2. Description of the Related Art
Random number generators, which generate streams of seemingly random numbers, are used in many computing applications. An application may use a single stream of random numbers or multiple streams of random numbers simultaneously. A sequential random number generator is designed to generate a single stream of random numbers, the starting point of which may be changed with the initial (seed) value. A parallel random number generator (PRNG) is designed to generate multiple, independent streams of random numbers simultaneously with a simple change in a parameter used to initialize the random number streams.
It is often useful to test a random number generator to assess the quality of the random number stream.

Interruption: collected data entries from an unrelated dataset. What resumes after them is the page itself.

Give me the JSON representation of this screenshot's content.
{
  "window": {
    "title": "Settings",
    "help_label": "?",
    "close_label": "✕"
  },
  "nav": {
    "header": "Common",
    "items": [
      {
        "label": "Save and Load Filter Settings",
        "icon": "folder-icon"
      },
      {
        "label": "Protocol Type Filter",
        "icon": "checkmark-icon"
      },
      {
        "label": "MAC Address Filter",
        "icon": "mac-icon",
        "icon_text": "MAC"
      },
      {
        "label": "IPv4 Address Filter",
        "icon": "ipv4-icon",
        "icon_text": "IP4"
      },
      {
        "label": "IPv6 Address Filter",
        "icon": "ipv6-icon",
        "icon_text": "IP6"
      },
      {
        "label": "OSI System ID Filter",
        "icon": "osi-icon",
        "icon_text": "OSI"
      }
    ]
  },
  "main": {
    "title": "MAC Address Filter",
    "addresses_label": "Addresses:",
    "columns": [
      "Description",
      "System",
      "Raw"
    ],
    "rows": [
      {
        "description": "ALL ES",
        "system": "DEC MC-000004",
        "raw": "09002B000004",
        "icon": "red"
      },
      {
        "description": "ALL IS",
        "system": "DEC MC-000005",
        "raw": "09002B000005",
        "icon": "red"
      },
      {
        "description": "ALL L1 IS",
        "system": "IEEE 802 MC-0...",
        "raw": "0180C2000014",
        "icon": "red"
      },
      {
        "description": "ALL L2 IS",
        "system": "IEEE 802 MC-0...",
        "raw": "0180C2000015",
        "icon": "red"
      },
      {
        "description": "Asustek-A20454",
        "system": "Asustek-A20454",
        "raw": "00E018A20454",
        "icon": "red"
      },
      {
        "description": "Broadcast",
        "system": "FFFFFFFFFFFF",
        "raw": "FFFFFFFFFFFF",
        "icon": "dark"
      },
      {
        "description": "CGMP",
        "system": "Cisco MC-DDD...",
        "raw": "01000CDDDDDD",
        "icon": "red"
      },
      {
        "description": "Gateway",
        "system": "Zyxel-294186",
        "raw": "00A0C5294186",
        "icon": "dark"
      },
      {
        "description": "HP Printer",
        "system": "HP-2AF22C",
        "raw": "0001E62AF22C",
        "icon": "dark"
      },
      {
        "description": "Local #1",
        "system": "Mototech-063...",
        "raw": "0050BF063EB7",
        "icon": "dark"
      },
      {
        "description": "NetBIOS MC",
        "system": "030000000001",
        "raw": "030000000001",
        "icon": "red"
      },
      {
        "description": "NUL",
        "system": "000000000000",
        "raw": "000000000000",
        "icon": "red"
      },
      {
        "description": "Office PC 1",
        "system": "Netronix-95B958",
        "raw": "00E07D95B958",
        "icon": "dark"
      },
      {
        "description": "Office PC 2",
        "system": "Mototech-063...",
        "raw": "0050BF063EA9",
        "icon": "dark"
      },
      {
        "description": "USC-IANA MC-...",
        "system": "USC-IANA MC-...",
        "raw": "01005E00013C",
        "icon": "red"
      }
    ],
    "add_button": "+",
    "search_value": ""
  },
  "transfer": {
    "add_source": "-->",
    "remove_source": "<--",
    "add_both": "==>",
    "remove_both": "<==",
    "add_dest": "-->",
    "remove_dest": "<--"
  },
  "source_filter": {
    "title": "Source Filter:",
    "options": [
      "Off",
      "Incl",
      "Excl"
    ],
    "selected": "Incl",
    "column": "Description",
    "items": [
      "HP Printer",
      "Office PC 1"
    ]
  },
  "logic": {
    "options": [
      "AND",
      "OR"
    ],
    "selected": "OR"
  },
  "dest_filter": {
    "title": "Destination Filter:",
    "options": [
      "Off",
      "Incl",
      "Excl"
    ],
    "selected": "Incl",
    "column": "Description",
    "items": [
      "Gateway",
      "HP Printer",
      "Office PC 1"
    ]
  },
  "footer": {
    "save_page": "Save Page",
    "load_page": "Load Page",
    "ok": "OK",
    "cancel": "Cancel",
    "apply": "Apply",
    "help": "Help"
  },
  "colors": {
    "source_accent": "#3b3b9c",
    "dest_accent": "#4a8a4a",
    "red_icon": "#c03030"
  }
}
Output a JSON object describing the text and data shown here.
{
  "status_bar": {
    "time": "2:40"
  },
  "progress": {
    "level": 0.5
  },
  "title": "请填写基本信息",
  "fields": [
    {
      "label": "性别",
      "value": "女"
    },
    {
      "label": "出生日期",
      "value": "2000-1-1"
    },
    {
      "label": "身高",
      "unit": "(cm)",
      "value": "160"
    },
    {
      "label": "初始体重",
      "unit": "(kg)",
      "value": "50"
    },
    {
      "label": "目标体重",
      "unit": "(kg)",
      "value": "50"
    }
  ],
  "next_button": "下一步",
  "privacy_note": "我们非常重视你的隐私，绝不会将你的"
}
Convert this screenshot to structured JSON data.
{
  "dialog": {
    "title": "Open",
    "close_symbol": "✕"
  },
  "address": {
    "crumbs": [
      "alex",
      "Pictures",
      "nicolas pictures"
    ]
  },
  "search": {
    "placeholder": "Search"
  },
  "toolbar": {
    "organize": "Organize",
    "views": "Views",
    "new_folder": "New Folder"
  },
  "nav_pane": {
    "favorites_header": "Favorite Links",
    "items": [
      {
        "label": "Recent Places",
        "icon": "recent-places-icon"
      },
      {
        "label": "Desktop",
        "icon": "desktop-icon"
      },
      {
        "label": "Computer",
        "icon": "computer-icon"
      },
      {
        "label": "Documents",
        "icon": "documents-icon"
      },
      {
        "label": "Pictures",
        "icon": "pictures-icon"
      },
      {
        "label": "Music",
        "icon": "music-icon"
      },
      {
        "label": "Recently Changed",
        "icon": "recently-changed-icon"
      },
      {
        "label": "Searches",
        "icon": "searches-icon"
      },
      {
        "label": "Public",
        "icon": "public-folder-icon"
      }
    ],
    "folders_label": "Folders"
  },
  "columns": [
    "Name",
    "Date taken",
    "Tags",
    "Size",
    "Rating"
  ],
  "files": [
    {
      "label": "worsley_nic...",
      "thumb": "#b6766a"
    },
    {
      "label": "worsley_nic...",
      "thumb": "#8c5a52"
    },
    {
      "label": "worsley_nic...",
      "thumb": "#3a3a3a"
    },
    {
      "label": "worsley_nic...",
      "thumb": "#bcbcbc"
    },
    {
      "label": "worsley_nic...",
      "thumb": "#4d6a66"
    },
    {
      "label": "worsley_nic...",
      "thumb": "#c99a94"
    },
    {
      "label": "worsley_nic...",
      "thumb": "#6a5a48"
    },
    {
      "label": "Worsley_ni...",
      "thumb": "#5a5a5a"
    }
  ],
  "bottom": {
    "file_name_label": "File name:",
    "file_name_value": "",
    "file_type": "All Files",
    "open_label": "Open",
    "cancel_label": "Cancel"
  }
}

Some single-stream statistical test batteries provide pass/fail indication for each test in the battery, since it may not be meaningful to combine the statistical computations from multiple tests to provide an overall quality metric for the RNG (random number generator) tested. Therefore, it is common to use the test results as a multi-bit vector data, with each bit representing the pass/fail status for a test. The statistical test batteries do not provide a single quantitative metric to compare the two generators. This could be a limitation if two RNGs that need to be compared fail different tests.
Single-stream tests may be ineffective for testing the correlations of random numbers among a large number (e.g., thousands to billions) of parallel random number streams since the a typical single-stream test method may operate on blocks of a few thousands of numbers at a time. Typical existing test methods may be considered off-line methods in the sense that the tests are fed with data generated by the random number generator that is being evaluated specifically for test purposes.
Parallel random number streams may be generated by a parameterized family of pseudorandom number generators, by a collection of true random number generators that generate random numbers based on environmental signals such as noise levels and temperature, computing and communication delays, events induced by computer users or other sources, or any combination of the pseudo- and true random number generators. The quality of the random numbers used may be crucial for quick and accurate results from computer-based simulations and for robust security protocols and security keys used in security protocols.
Some methods to test and assess the independence of parallel random number streams are typically based on sequential test methods that are designed to test intra-stream correlations of a single random number stream. One practice for statistical testing of PRNG quality is to generate parallel streams, interleave them to form a single stream, and apply single-stream tests to the interleaved stream. If the interleaved stream passes most or all of the single-stream tests, then the PRNG may be deemed to be of good quality and is accepted for use in applications.